【図解付き】コレステロールの循環・細胞膜の構成成分やホルモンや胆汁酸の材料になる

  • 出典:株式会社法研「からだと病気のしくみ図鑑」
  • 監修:川上 正舒 自治医科大学名誉教授 地域医療振興協会練馬光が丘病院 院長
  •    野田 泰子 自治医科大学医学部解剖学部門 教授
  •    矢田 俊彦 自治医科大学医学部生理学講座統合生理学部門 教授

図解-コレステロールの循環

コレステロールは、細胞膜の構成成分となったり、ホルモンや胆汁酸の材料となるなど、からだにとって有益なはたらきをしています。しかし、血液中のコレステロールが増えると動脈硬化を引き起こし、心筋梗塞・狭心症・脳梗塞など重大な病気を招く可能性が高まります。

コレステロールの正常な循環・代謝

血液中の脂質は、リポたんぱく(コレステロールや中性脂肪を芯とし、その表面が水に溶けやすいリン脂質などで覆われたもの)として存在している。その一種であるLDLは、主にコレステロールを全身に運ぶ役割を担っている。

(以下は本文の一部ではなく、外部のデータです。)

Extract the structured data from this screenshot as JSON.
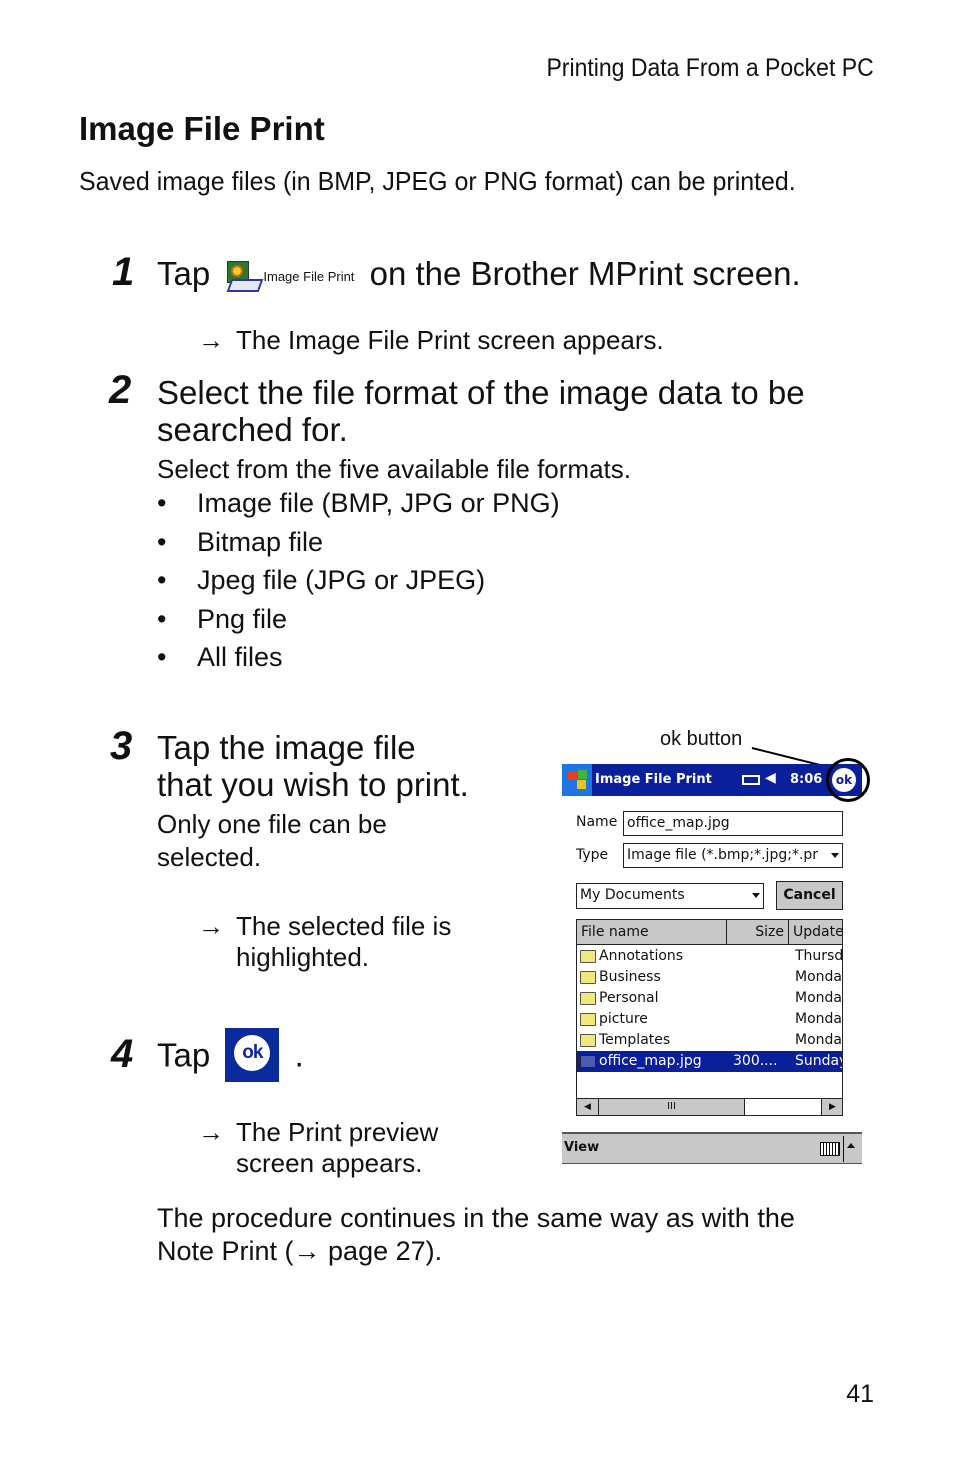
{
  "running_head": "Printing Data From a Pocket PC",
  "section_title": "Image File Print",
  "intro": "Saved image files (in BMP, JPEG or PNG format) can be printed.",
  "steps": [
    {
      "number": "1",
      "pre": "Tap",
      "icon_label": "Image File Print",
      "post": "on the Brother MPrint screen.",
      "result": "The Image File Print screen appears."
    },
    {
      "number": "2",
      "heading_line1": "Select the file format of the image data to be",
      "heading_line2": "searched for.",
      "body": "Select from the five available file formats.",
      "bullets": [
        "Image file (BMP, JPG or PNG)",
        "Bitmap file",
        "Jpeg file (JPG or JPEG)",
        "Png file",
        "All files"
      ]
    },
    {
      "number": "3",
      "heading_line1": "Tap the image file",
      "heading_line2": "that you wish to print.",
      "body_line1": "Only one file can be",
      "body_line2": "selected.",
      "result_line1": "The selected file is",
      "result_line2": "highlighted."
    },
    {
      "number": "4",
      "pre": "Tap",
      "icon_label": "ok",
      "post": ".",
      "result_line1": "The Print preview",
      "result_line2": "screen appears."
    }
  ],
  "arrow": "→",
  "closing_line1": "The procedure continues in the same way as with the",
  "closing_line2": "Note Print (→ page 27).",
  "page_number": "41",
  "screenshot": {
    "callout": "ok button",
    "title": "Image File Print",
    "time": "8:06",
    "ok_label": "ok",
    "name_label": "Name",
    "name_value": "office_map.jpg",
    "type_label": "Type",
    "type_value": "Image file (*.bmp;*.jpg;*.pr",
    "folder_value": "My Documents",
    "cancel_label": "Cancel",
    "columns": [
      "File name",
      "Size",
      "Update"
    ],
    "rows": [
      {
        "name": "Annotations",
        "size": "",
        "date": "Thursd",
        "type": "folder"
      },
      {
        "name": "Business",
        "size": "",
        "date": "Monda",
        "type": "folder"
      },
      {
        "name": "Personal",
        "size": "",
        "date": "Monda",
        "type": "folder"
      },
      {
        "name": "picture",
        "size": "",
        "date": "Monda",
        "type": "folder"
      },
      {
        "name": "Templates",
        "size": "",
        "date": "Monda",
        "type": "folder"
      },
      {
        "name": "office_map.jpg",
        "size": "300....",
        "date": "Sunday",
        "type": "file",
        "selected": true
      }
    ],
    "scroll_thumb": "III",
    "menu_view": "View",
    "colors": {
      "titlebar": "#0a1f9a",
      "chrome": "#c8c8c8",
      "selection": "#0a1f9a"
    }
  }
}
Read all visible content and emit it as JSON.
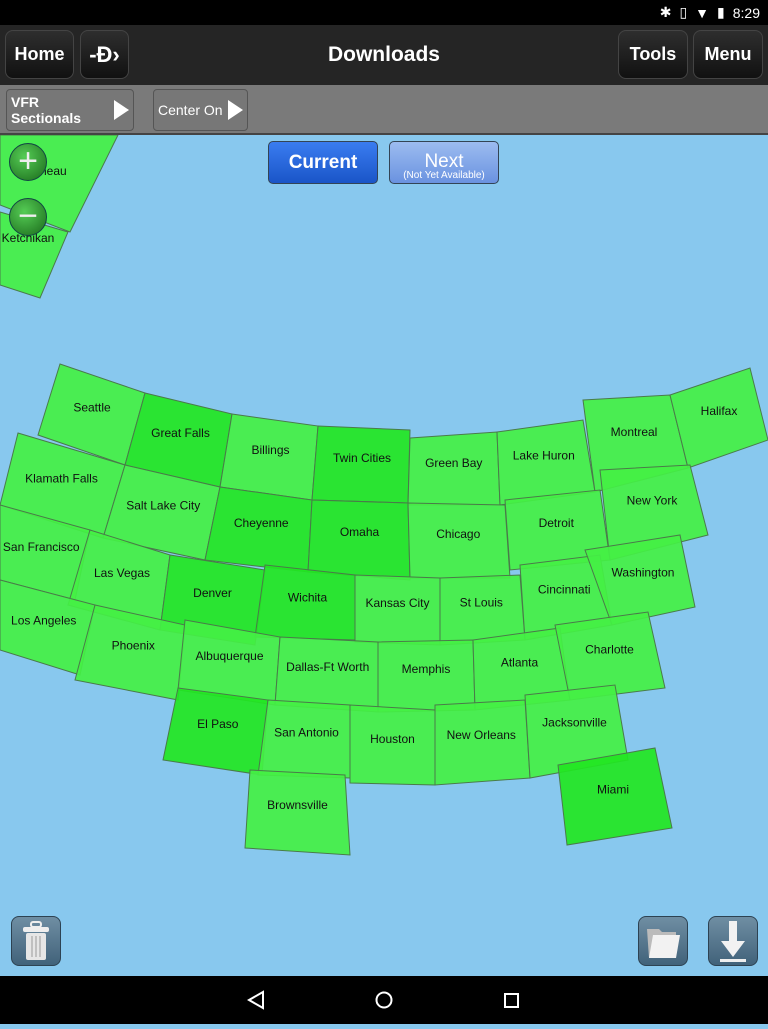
{
  "status": {
    "time": "8:29"
  },
  "header": {
    "title": "Downloads",
    "home": "Home",
    "tools": "Tools",
    "menu": "Menu",
    "route_icon": "route-arrow-icon"
  },
  "subbar": {
    "chart_type": "VFR Sectionals",
    "center_on": "Center On"
  },
  "cycle": {
    "current": "Current",
    "next": "Next",
    "next_note": "(Not Yet Available)"
  },
  "colors": {
    "ocean": "#88c8ee",
    "tile": "#44f044",
    "tile_selected": "#22e622",
    "active_button": "#1a5fd6"
  },
  "charts": [
    "Juneau",
    "Ketchikan",
    "Seattle",
    "Great Falls",
    "Billings",
    "Twin Cities",
    "Green Bay",
    "Lake Huron",
    "Montreal",
    "Halifax",
    "Klamath Falls",
    "Salt Lake City",
    "Cheyenne",
    "Omaha",
    "Chicago",
    "Detroit",
    "New York",
    "San Francisco",
    "Las Vegas",
    "Denver",
    "Wichita",
    "Kansas City",
    "St Louis",
    "Cincinnati",
    "Washington",
    "Los Angeles",
    "Phoenix",
    "Albuquerque",
    "Dallas-Ft Worth",
    "Memphis",
    "Atlanta",
    "Charlotte",
    "El Paso",
    "San Antonio",
    "Houston",
    "New Orleans",
    "Jacksonville",
    "Miami",
    "Brownsville"
  ],
  "bottom": {
    "delete_icon": "trash-icon",
    "folder_icon": "folder-icon",
    "download_icon": "download-icon"
  }
}
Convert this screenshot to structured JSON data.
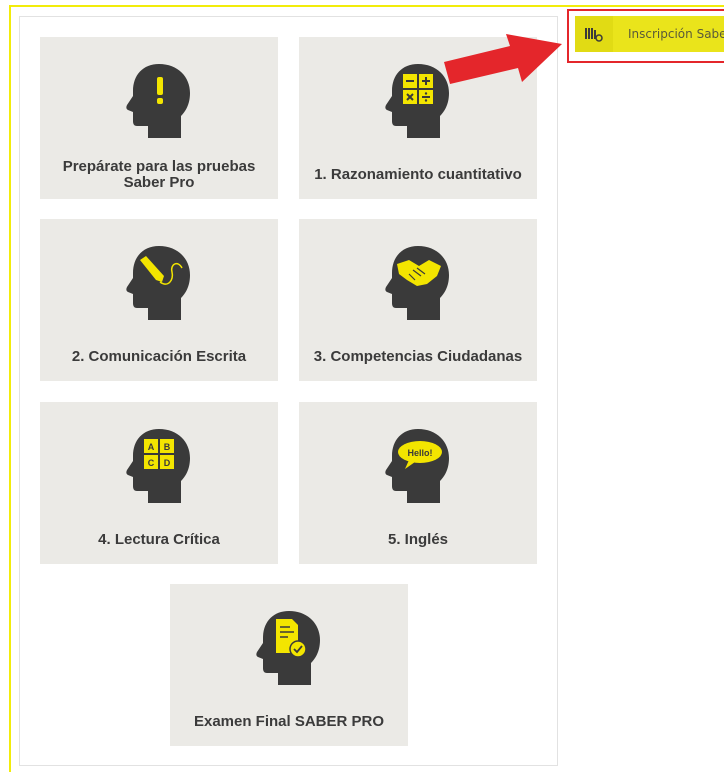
{
  "cards": [
    {
      "label": "Prepárate para las pruebas Saber Pro",
      "icon": "exclamation-head-icon"
    },
    {
      "label": "1. Razonamiento cuantitativo",
      "icon": "math-operators-head-icon"
    },
    {
      "label": "2. Comunicación Escrita",
      "icon": "pen-writing-head-icon"
    },
    {
      "label": "3. Competencias Ciudadanas",
      "icon": "handshake-head-icon"
    },
    {
      "label": "4. Lectura Crítica",
      "icon": "abcd-grid-head-icon"
    },
    {
      "label": "5. Inglés",
      "icon": "hello-speech-bubble-head-icon"
    },
    {
      "label": "Examen Final SABER PRO",
      "icon": "document-check-head-icon"
    }
  ],
  "register": {
    "label": "Inscripción Saber Pro",
    "icon": "id-card-icon"
  },
  "icon_grid_letters": [
    "A",
    "B",
    "C",
    "D"
  ],
  "hello_text": "Hello!",
  "colors": {
    "accent_yellow": "#f3e500",
    "card_bg": "#ebeae6",
    "head_dark": "#3a3a3a",
    "highlight_red": "#e4262b"
  }
}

細胞に取り込まれたLDLのコレステロールは、小胞体でACAT(アシルCoAコレステロールアシルトランスフェラーゼ)という酵素の作用でコレステリルエステルに変換され、貯蔵される。また、遊離コレステロールに変換されてホルモン合成に利用される。

利用されないコレステロールはHDL(リポたんぱくの一種)に取り込まれて肝臓に運ばれる。また、HDLは血中LDLからもコレステリルエステルを受け取る。

全身の細胞から運ばれてきたLDLとHDLは、肝臓の細胞内に取り込まれ、リポたんぱくとして再利用される。

腸管で吸収された脂質はキロミクロン(リポたんぱくの一種)としてリンパ液・血液を流れるが、その後、肝臓の細胞に取り込まれ、リポたんぱくとして再利用。